As I've said many times, these are real people waiting for real help. The hidden waitlist is massively longer for rural and regional people. The plight of aged care is significantly amplified for rural and regional people, where they have to go to metropolitan centres to get assessed. Remember that the waitlist to get an assessment is excruciatingly long, too. It can be cost inefficient to run services in rural and regional places, but this does not mean that they do not deserve the same quality of care that people get in metropolitan centres. They must stay in community with their families and friends. We're talking about towns where services are lacking, where banks are withdrawing or non-existent, where there are no ambulances or SES and where services are severely lacking. But still people live there because that is there home and that is their right. They have a right to better care as they age.

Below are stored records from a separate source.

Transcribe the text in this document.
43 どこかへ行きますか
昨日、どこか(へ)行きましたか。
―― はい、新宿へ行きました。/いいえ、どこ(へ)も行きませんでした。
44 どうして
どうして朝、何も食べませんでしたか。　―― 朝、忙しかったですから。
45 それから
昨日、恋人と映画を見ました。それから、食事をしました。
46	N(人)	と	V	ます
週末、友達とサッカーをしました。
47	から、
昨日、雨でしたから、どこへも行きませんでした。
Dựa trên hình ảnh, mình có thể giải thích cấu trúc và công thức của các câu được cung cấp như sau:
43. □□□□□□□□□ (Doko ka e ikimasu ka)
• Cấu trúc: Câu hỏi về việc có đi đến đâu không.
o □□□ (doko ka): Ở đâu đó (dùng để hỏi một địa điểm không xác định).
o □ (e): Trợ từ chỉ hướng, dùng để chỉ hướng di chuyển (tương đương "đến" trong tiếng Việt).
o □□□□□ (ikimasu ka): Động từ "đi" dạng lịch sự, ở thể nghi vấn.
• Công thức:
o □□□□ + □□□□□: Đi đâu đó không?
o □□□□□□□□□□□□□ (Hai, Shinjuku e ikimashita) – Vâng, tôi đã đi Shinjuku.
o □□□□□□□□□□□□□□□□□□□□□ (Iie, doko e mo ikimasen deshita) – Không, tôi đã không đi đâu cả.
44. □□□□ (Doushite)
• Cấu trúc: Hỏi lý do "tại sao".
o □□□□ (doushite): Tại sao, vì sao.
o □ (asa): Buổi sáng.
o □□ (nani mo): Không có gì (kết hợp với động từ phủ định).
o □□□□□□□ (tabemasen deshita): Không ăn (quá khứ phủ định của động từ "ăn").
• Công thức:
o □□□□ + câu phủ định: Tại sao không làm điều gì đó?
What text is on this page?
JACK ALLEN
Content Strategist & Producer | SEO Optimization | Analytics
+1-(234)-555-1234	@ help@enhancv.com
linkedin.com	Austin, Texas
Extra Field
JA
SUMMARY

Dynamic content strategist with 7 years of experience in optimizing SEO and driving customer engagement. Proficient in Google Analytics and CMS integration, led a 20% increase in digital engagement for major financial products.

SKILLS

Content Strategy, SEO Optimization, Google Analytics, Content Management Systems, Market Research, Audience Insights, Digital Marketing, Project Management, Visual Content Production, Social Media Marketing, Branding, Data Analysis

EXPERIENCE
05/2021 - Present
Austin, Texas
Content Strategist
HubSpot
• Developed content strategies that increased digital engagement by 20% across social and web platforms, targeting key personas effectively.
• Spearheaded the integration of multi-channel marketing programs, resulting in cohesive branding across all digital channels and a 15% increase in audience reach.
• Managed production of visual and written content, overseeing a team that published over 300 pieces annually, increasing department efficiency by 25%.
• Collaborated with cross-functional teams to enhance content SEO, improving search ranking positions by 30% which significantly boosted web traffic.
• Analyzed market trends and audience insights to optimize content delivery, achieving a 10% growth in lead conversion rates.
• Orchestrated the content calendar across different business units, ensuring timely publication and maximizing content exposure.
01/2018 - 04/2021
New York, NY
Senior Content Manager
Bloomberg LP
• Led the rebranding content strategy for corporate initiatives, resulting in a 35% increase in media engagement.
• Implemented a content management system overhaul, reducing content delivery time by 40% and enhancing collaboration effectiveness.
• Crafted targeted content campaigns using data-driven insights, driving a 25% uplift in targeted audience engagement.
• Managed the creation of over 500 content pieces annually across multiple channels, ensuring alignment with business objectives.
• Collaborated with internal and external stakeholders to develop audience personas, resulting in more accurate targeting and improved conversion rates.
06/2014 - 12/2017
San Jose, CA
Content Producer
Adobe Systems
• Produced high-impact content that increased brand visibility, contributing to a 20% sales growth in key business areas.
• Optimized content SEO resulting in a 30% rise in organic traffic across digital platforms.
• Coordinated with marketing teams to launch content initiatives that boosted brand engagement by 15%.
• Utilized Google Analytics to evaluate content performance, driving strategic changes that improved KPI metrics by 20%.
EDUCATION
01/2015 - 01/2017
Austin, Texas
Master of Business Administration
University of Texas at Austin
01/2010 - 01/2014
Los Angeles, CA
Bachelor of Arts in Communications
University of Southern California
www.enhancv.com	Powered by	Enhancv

The Labor Party is always keen to tout itself as the party of health and aged care. They say they're better placed than anybody else to look after older Australians, yet this record that I've talked about today proves otherwise. All we hear from this government is that all the providers of aged-care and home-care packages are ready to provide that care tomorrow—if those rules get adjusted, those service providers can do this all tomorrow. They do not have to wait until 1 November to provide care to the hundreds of thousands of Australians waiting for it. But the government is still stalling until November and letting senior Australians down every single day. We don't know how these packages will be released, whether they will be released at once or over the coming months and who will be prioritised. Remember, after all these years, people have aged significantly and their health has deteriorated. Their assessment will be different. How do you prioritise how those home-care packages will be given out?

With both aged care and in-home support, the coalition will always be on the side of senior Australians. We will never stop fighting to ensure they are looked after and provided for.